La puissance des analyses statistiques est parfois limitée principalement par manque d’effectif. C’est le cas sur le site des Colimaçons où la grande variabilité des données selon les blocs ne peut être expliquée. Sur ce site, la différence de qualité de préparation de terrain avant plantation, bien que ne montrant pas de différence sur le plan de l’analyse chimique, peut masquer des différences de sol (structure - contact entre les boutures et la terre humide) qui ont pu engendrer des développements différents, décalées selon les plantes d’une même variété. N’ayant pas pu comparer les performances entre sites il est impossible de conclure sur les valeurs éventuellement communes des températures seuils et de l’effet de la température en général pour chacun des processus étudiés après la phase de débourrement-levée.

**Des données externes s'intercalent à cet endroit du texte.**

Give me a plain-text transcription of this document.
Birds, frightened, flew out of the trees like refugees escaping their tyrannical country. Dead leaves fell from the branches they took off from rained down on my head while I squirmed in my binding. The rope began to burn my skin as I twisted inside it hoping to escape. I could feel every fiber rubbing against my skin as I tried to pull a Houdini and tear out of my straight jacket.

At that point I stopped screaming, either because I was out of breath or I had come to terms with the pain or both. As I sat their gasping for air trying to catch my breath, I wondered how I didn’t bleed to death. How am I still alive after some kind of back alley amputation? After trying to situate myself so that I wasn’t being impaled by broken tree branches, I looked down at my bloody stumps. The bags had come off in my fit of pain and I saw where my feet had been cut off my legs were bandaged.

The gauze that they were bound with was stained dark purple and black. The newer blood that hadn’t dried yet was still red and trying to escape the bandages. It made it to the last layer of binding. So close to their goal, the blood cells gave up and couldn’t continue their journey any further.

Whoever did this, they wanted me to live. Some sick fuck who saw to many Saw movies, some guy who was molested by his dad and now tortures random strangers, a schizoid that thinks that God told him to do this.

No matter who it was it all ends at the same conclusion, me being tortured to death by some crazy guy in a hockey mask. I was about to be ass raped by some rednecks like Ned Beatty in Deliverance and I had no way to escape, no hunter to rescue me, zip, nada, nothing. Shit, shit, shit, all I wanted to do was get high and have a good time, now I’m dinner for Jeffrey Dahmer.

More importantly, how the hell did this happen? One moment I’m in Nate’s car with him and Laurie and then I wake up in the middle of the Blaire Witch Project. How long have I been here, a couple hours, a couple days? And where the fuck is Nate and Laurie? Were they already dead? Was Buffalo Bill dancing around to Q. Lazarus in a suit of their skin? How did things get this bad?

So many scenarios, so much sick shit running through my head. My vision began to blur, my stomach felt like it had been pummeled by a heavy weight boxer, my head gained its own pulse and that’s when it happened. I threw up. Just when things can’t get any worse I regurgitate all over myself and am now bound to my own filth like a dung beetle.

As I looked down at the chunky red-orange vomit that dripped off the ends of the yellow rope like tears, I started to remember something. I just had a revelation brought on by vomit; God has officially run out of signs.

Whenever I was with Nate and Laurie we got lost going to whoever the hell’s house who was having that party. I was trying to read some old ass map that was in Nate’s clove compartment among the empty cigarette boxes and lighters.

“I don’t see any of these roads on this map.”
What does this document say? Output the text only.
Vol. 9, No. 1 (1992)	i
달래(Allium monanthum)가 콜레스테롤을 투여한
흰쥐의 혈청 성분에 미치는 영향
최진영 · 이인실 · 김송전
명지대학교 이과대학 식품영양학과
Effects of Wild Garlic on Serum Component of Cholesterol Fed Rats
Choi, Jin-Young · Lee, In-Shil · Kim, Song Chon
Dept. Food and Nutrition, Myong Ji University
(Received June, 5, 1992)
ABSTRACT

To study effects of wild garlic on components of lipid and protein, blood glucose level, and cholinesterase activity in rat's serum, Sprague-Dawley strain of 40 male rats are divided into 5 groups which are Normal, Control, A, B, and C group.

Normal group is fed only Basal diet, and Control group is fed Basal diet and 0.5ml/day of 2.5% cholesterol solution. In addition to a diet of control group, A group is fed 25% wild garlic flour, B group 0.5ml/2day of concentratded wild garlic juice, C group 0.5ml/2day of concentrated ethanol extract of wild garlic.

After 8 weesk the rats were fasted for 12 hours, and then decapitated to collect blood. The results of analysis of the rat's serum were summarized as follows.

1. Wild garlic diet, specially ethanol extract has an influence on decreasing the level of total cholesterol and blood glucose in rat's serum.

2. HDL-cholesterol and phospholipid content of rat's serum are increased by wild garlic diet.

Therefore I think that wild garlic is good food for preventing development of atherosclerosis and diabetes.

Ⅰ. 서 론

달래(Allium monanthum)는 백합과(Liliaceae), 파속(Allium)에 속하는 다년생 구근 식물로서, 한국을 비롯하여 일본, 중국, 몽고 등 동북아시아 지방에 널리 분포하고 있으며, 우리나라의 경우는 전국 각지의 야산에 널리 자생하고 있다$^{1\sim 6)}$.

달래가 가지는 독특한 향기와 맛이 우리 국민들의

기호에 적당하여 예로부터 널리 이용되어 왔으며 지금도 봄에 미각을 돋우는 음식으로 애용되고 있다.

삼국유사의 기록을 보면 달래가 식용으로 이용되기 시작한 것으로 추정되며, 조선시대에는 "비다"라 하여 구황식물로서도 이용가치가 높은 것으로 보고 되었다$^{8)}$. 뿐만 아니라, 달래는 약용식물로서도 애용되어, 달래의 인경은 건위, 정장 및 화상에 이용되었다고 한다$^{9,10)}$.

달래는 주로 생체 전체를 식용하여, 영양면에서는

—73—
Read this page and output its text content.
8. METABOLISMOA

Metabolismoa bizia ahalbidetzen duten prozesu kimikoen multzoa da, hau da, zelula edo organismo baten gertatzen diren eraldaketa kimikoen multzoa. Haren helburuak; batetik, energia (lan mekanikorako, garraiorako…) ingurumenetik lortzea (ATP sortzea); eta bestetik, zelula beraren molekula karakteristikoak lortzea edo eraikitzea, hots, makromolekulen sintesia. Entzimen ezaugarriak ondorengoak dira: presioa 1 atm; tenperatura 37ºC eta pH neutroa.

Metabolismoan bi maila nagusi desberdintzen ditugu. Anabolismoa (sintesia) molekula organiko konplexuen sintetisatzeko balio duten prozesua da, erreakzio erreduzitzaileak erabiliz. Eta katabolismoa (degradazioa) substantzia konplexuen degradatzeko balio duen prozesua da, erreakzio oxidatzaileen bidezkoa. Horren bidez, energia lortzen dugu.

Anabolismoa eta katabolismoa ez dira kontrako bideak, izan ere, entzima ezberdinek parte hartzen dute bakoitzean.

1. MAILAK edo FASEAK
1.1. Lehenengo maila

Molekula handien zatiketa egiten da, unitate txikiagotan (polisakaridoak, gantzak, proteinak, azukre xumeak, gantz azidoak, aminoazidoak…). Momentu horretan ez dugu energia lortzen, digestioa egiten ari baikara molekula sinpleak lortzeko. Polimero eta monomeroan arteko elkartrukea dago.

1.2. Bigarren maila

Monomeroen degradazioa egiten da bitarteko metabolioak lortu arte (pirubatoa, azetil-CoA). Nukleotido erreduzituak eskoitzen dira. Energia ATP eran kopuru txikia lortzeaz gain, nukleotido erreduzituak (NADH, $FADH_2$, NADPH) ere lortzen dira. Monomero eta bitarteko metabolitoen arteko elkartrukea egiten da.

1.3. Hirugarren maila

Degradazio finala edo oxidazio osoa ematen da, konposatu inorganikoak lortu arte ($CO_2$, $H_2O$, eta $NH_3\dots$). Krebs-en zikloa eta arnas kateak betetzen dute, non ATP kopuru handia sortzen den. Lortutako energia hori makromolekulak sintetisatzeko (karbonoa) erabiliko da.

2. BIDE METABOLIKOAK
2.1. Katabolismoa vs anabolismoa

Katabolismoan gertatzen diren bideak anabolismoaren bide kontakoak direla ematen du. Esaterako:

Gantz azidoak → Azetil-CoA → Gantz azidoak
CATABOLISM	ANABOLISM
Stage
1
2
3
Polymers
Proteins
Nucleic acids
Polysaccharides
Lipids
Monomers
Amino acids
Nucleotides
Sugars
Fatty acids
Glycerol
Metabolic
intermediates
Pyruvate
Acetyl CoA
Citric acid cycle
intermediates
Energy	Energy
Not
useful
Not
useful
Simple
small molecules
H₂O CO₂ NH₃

Les levées retardées entrainent un fonctionnement ralenti de la plante et s’amplifie au cours des processus qui procurent alors des mesures perturbées et donc les données entachées d’une trop grande variabilité. Il existe plusieurs pistes dans le protocole de mise en place des pieds à étudier, qui permettraient de ne considérer que les processus ultérieurs à la levée : (i) La sélection de pieds viables parmi les levées les plus homogènes et rapides, (ii) l’utilisation de pieds prélevés et transplantés ou de boutures classiques à 3 bourgeons plantées à l’horizontal.